What does operational readiness actually look like?
Getting ready for the detergent DPP is a data and infrastructure problem before it is a compliance problem. The practical steps follow a clear logic.
Assign ownership for the DPP dataset and map each required field to an authoritative source system. That source of truth needs to be maintained, not just populated once. Build update workflows that trigger automatically when formulations, safety classifications, or regulatory information change. Design the data carrier strategy early so it remains visible on pack and in distance sales environments throughout the product lifecycle.
Prepare to upload identifiers to the EU registry before placing products on the market, and to present the unique registration identifier at import from 2029 onwards. Align privacy and access control practices with the regulation’s requirements from the design phase, not as a late-stage review.

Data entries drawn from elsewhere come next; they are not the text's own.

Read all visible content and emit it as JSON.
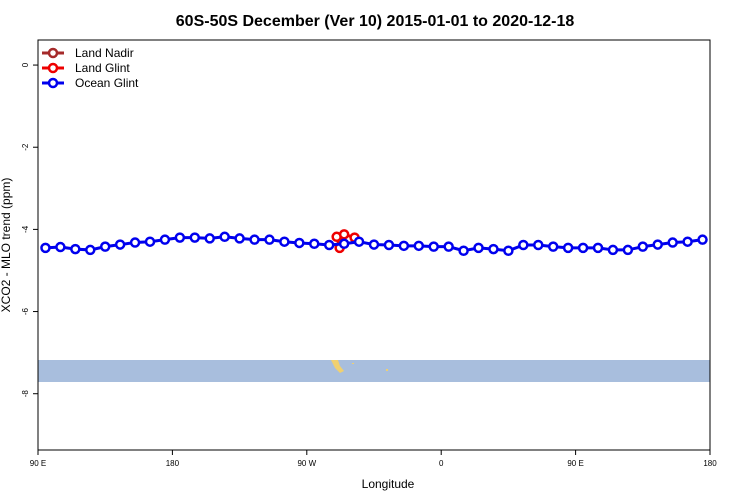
{
  "chart_data": {
    "type": "line",
    "title": "60S-50S December (Ver 10)   2015-01-01 to 2020-12-18",
    "x_label": "Longitude",
    "y_label": "XCO2 - MLO trend (ppm)",
    "xlim": [
      90,
      540
    ],
    "ylim": [
      -9.37,
      0.61
    ],
    "xticks": [
      {
        "value": 90,
        "label": "90 E"
      },
      {
        "value": 180,
        "label": "180"
      },
      {
        "value": 270,
        "label": "90 W"
      },
      {
        "value": 360,
        "label": "0"
      },
      {
        "value": 450,
        "label": "90 E"
      },
      {
        "value": 540,
        "label": "180"
      }
    ],
    "yticks": [
      0,
      -2,
      -4,
      -6,
      -8
    ],
    "legend": "top-left",
    "series": [
      {
        "name": "Land Nadir",
        "color": "#a52a2a",
        "x": [],
        "values": []
      },
      {
        "name": "Land Glint",
        "color": "#ee0000",
        "x": [
          290,
          292,
          295,
          302
        ],
        "values": [
          -4.18,
          -4.45,
          -4.12,
          -4.2
        ]
      },
      {
        "name": "Ocean Glint",
        "color": "#0000ee",
        "x": [
          95,
          105,
          115,
          125,
          135,
          145,
          155,
          165,
          175,
          185,
          195,
          205,
          215,
          225,
          235,
          245,
          255,
          265,
          275,
          285,
          295,
          305,
          315,
          325,
          335,
          345,
          355,
          365,
          375,
          385,
          395,
          405,
          415,
          425,
          435,
          445,
          455,
          465,
          475,
          485,
          495,
          505,
          515,
          525,
          535
        ],
        "values": [
          -4.45,
          -4.43,
          -4.48,
          -4.5,
          -4.42,
          -4.37,
          -4.32,
          -4.3,
          -4.25,
          -4.2,
          -4.2,
          -4.22,
          -4.18,
          -4.22,
          -4.25,
          -4.25,
          -4.3,
          -4.33,
          -4.35,
          -4.38,
          -4.35,
          -4.3,
          -4.37,
          -4.38,
          -4.4,
          -4.4,
          -4.42,
          -4.42,
          -4.52,
          -4.45,
          -4.48,
          -4.52,
          -4.38,
          -4.38,
          -4.42,
          -4.45,
          -4.45,
          -4.45,
          -4.5,
          -4.5,
          -4.42,
          -4.37,
          -4.32,
          -4.3,
          -4.25
        ]
      }
    ]
  }
}
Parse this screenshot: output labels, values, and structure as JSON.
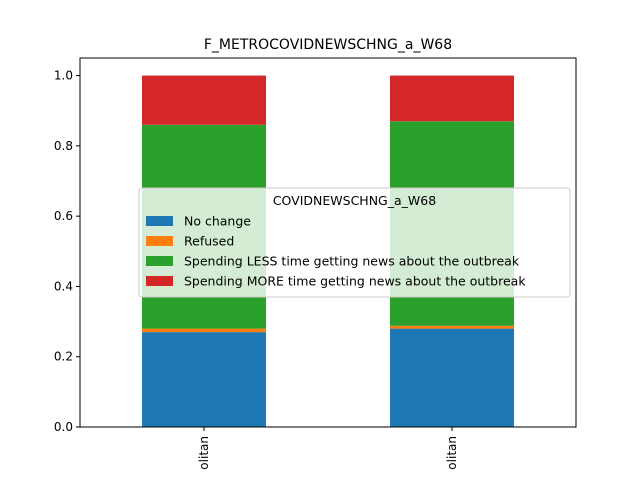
{
  "chart_data": {
    "type": "bar",
    "stacked": true,
    "title": "F_METROCOVIDNEWSCHNG_a_W68",
    "xlabel": "",
    "ylabel": "",
    "categories": [
      "olitan",
      "olitan"
    ],
    "ylim": [
      0,
      1.05
    ],
    "yticks": [
      0.0,
      0.2,
      0.4,
      0.6,
      0.8,
      1.0
    ],
    "ytick_labels": [
      "0.0",
      "0.2",
      "0.4",
      "0.6",
      "0.8",
      "1.0"
    ],
    "grid": false,
    "legend": {
      "title": "COVIDNEWSCHNG_a_W68",
      "placement": "center",
      "entries": [
        "No change",
        "Refused",
        "Spending LESS time getting news about the outbreak",
        "Spending MORE time getting news about the outbreak"
      ]
    },
    "series": [
      {
        "name": "No change",
        "color": "#1f77b4",
        "values": [
          0.27,
          0.28
        ]
      },
      {
        "name": "Refused",
        "color": "#ff7f0e",
        "values": [
          0.01,
          0.008
        ]
      },
      {
        "name": "Spending LESS time getting news about the outbreak",
        "color": "#2ca02c",
        "values": [
          0.58,
          0.582
        ]
      },
      {
        "name": "Spending MORE time getting news about the outbreak",
        "color": "#d62728",
        "values": [
          0.14,
          0.13
        ]
      }
    ]
  }
}
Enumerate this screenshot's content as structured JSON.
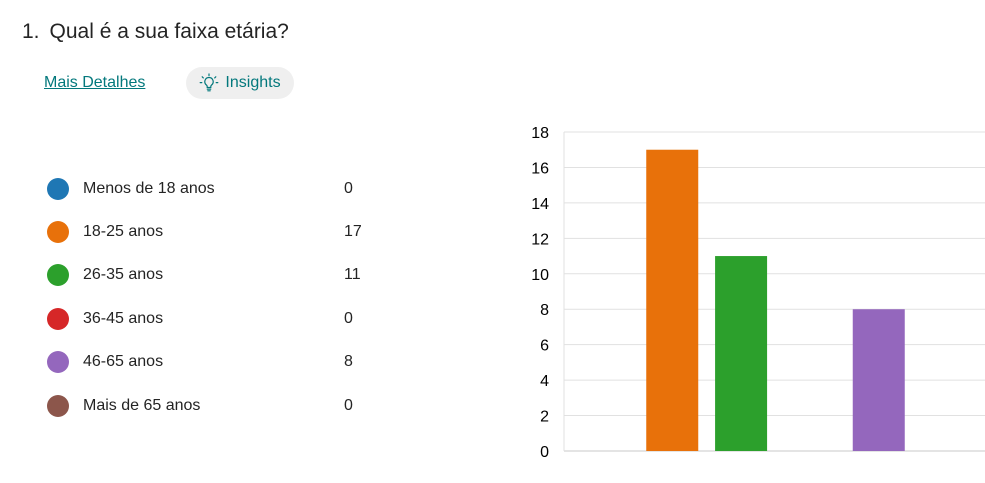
{
  "question": {
    "number": "1.",
    "title": "Qual é a sua faixa etária?"
  },
  "links": {
    "details": "Mais Detalhes",
    "insights": "Insights"
  },
  "icons": {
    "insights": "lightbulb-icon"
  },
  "legend": [
    {
      "label": "Menos de 18 anos",
      "count": "0",
      "color": "#1f77b4"
    },
    {
      "label": "18-25 anos",
      "count": "17",
      "color": "#e8710a"
    },
    {
      "label": "26-35 anos",
      "count": "11",
      "color": "#2ca02c"
    },
    {
      "label": "36-45 anos",
      "count": "0",
      "color": "#d62728"
    },
    {
      "label": "46-65 anos",
      "count": "8",
      "color": "#9467bd"
    },
    {
      "label": "Mais de 65 anos",
      "count": "0",
      "color": "#8c564b"
    }
  ],
  "chart_data": {
    "type": "bar",
    "categories": [
      "Menos de 18 anos",
      "18-25 anos",
      "26-35 anos",
      "36-45 anos",
      "46-65 anos",
      "Mais de 65 anos"
    ],
    "values": [
      0,
      17,
      11,
      0,
      8,
      0
    ],
    "colors": [
      "#1f77b4",
      "#e8710a",
      "#2ca02c",
      "#d62728",
      "#9467bd",
      "#8c564b"
    ],
    "ylim": [
      0,
      18
    ],
    "yticks": [
      0,
      2,
      4,
      6,
      8,
      10,
      12,
      14,
      16,
      18
    ],
    "grid": true,
    "legend": "left"
  }
}
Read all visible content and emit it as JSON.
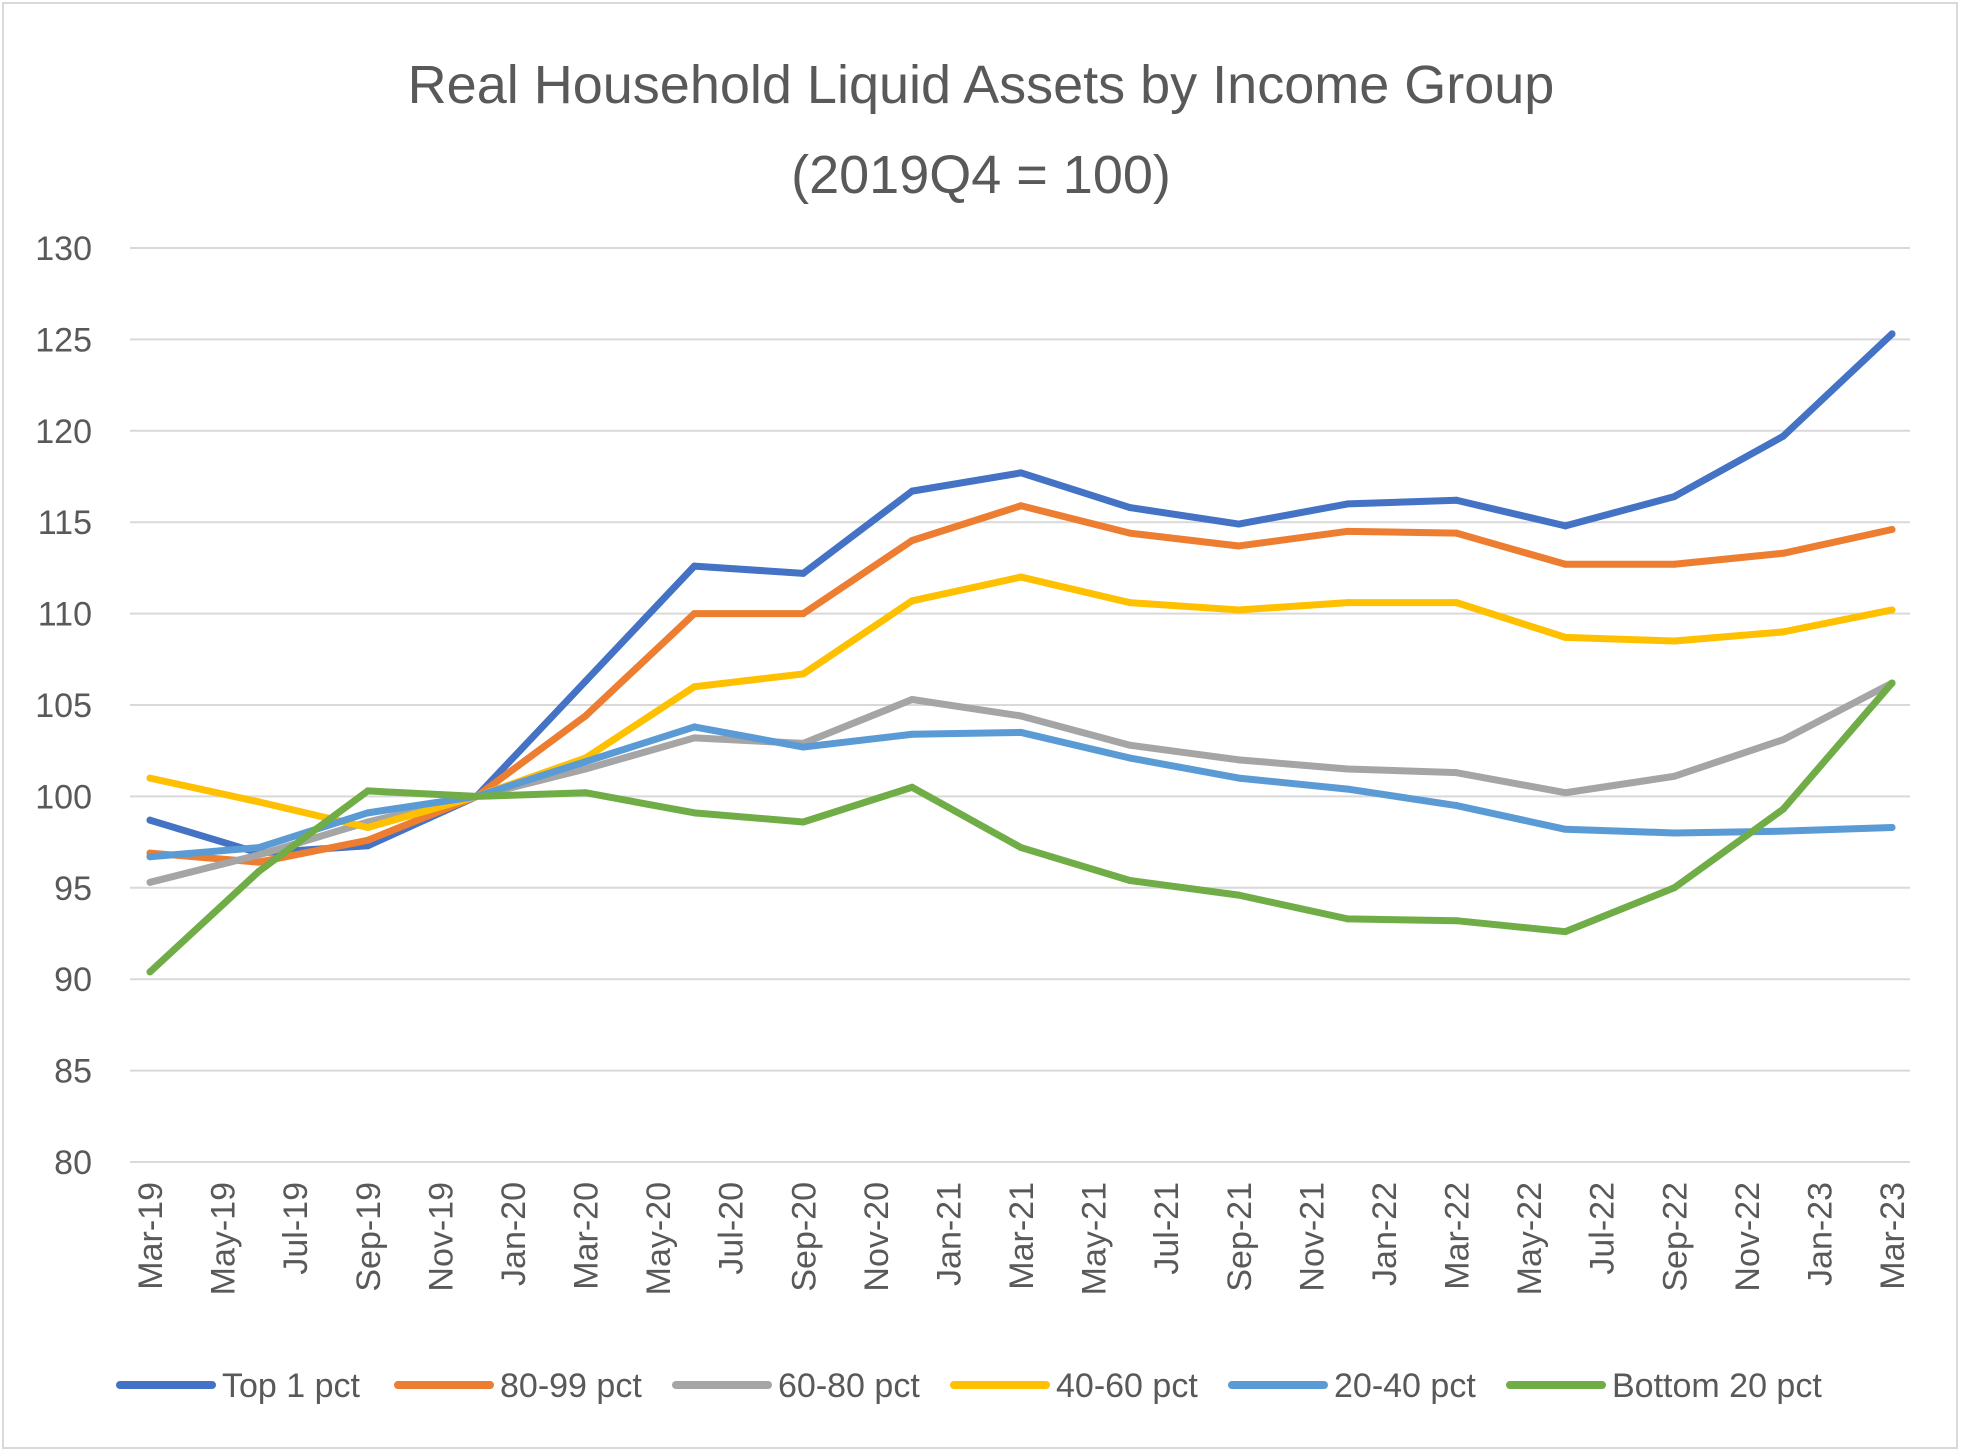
{
  "chart_data": {
    "type": "line",
    "title": "Real Household Liquid Assets by Income Group",
    "subtitle": "(2019Q4 = 100)",
    "xlabel": "",
    "ylabel": "",
    "ylim": [
      80,
      130
    ],
    "y_ticks": [
      "80",
      "85",
      "90",
      "95",
      "100",
      "105",
      "110",
      "115",
      "120",
      "125",
      "130"
    ],
    "x_tick_labels": [
      "Mar-19",
      "May-19",
      "Jul-19",
      "Sep-19",
      "Nov-19",
      "Jan-20",
      "Mar-20",
      "May-20",
      "Jul-20",
      "Sep-20",
      "Nov-20",
      "Jan-21",
      "Mar-21",
      "May-21",
      "Jul-21",
      "Sep-21",
      "Nov-21",
      "Jan-22",
      "Mar-22",
      "May-22",
      "Jul-22",
      "Sep-22",
      "Nov-22",
      "Jan-23",
      "Mar-23"
    ],
    "x": [
      "Mar-19",
      "Jun-19",
      "Sep-19",
      "Dec-19",
      "Mar-20",
      "Jun-20",
      "Sep-20",
      "Dec-20",
      "Mar-21",
      "Jun-21",
      "Sep-21",
      "Dec-21",
      "Mar-22",
      "Jun-22",
      "Sep-22",
      "Dec-22",
      "Mar-23"
    ],
    "x_month_index": [
      0,
      3,
      6,
      9,
      12,
      15,
      18,
      21,
      24,
      27,
      30,
      33,
      36,
      39,
      42,
      45,
      48
    ],
    "grid": true,
    "legend_position": "bottom",
    "series": [
      {
        "name": "Top 1 pct",
        "color": "#4472c4",
        "values": [
          98.7,
          96.9,
          97.3,
          100,
          106.3,
          112.6,
          112.2,
          116.7,
          117.7,
          115.8,
          114.9,
          116.0,
          116.2,
          114.8,
          116.4,
          119.7,
          125.3
        ]
      },
      {
        "name": "80-99 pct",
        "color": "#ed7d31",
        "values": [
          96.9,
          96.4,
          97.6,
          100,
          104.4,
          110.0,
          110.0,
          114.0,
          115.9,
          114.4,
          113.7,
          114.5,
          114.4,
          112.7,
          112.7,
          113.3,
          114.6
        ]
      },
      {
        "name": "60-80 pct",
        "color": "#a5a5a5",
        "values": [
          95.3,
          96.8,
          98.6,
          100,
          101.5,
          103.2,
          102.9,
          105.3,
          104.4,
          102.8,
          102.0,
          101.5,
          101.3,
          100.2,
          101.1,
          103.1,
          106.2
        ]
      },
      {
        "name": "40-60 pct",
        "color": "#ffc000",
        "values": [
          101.0,
          99.7,
          98.3,
          100,
          102.1,
          106.0,
          106.7,
          110.7,
          112.0,
          110.6,
          110.2,
          110.6,
          110.6,
          108.7,
          108.5,
          109.0,
          110.2
        ]
      },
      {
        "name": "20-40 pct",
        "color": "#5b9bd5",
        "values": [
          96.7,
          97.2,
          99.1,
          100,
          101.9,
          103.8,
          102.7,
          103.4,
          103.5,
          102.1,
          101.0,
          100.4,
          99.5,
          98.2,
          98.0,
          98.1,
          98.3
        ]
      },
      {
        "name": "Bottom 20 pct",
        "color": "#70ad47",
        "values": [
          90.4,
          95.9,
          100.3,
          100,
          100.2,
          99.1,
          98.6,
          100.5,
          97.2,
          95.4,
          94.6,
          93.3,
          93.2,
          92.6,
          95.0,
          99.3,
          106.2
        ]
      }
    ]
  }
}
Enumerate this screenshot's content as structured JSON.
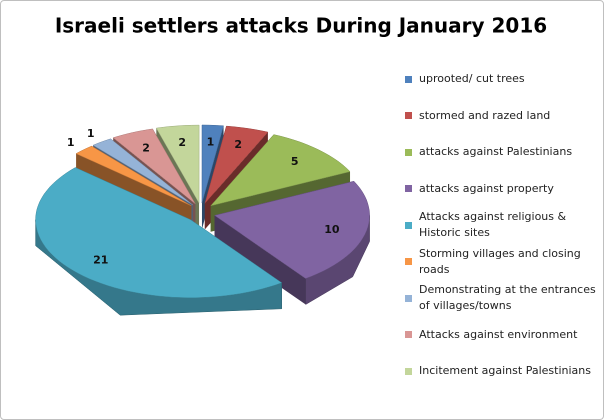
{
  "chart_data": {
    "type": "pie",
    "title": "Israeli settlers attacks During January 2016",
    "categories": [
      "uprooted/ cut trees",
      "stormed and razed land",
      "attacks against Palestinians",
      "attacks against property",
      "Attacks against religious & Historic sites",
      "Storming villages and closing roads",
      "Demonstrating at the entrances of villages/towns",
      "Attacks against environment",
      "Incitement against Palestinians"
    ],
    "values": [
      1,
      2,
      5,
      10,
      21,
      1,
      1,
      2,
      2
    ],
    "colors": [
      "#4f81bd",
      "#c0504d",
      "#9bbb59",
      "#8064a2",
      "#4bacc6",
      "#f79646",
      "#95b3d7",
      "#d99694",
      "#c3d69b"
    ],
    "legend": "right"
  }
}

And track the Commission’s implementing acts. They will define the specifics: carrier positioning, technical standards, field-level update permissions. Those details matter for anyone building the underlying infrastructure.
Is the detergent DPP a preview of what comes next?
For organisations operating across EU product categories, it almost certainly is. The policy logic driving the detergent DPP is the same one shaping battery passports, textile passports, and the ESPR framework more broadly. Move critical information into a structured, interoperable digital channel. Make it checkable at speed. Make it available online and at the border.
Companies that invest now in passport-ready data architecture, persistent identifiers, and reliable data carrier design will not only be ready for detergents by 2029. They will be better positioned for the broader shift to digital compliance that is already underway across EU product law.
The regulation is signed. The date is set. What happens between now and September 2029 is a choice.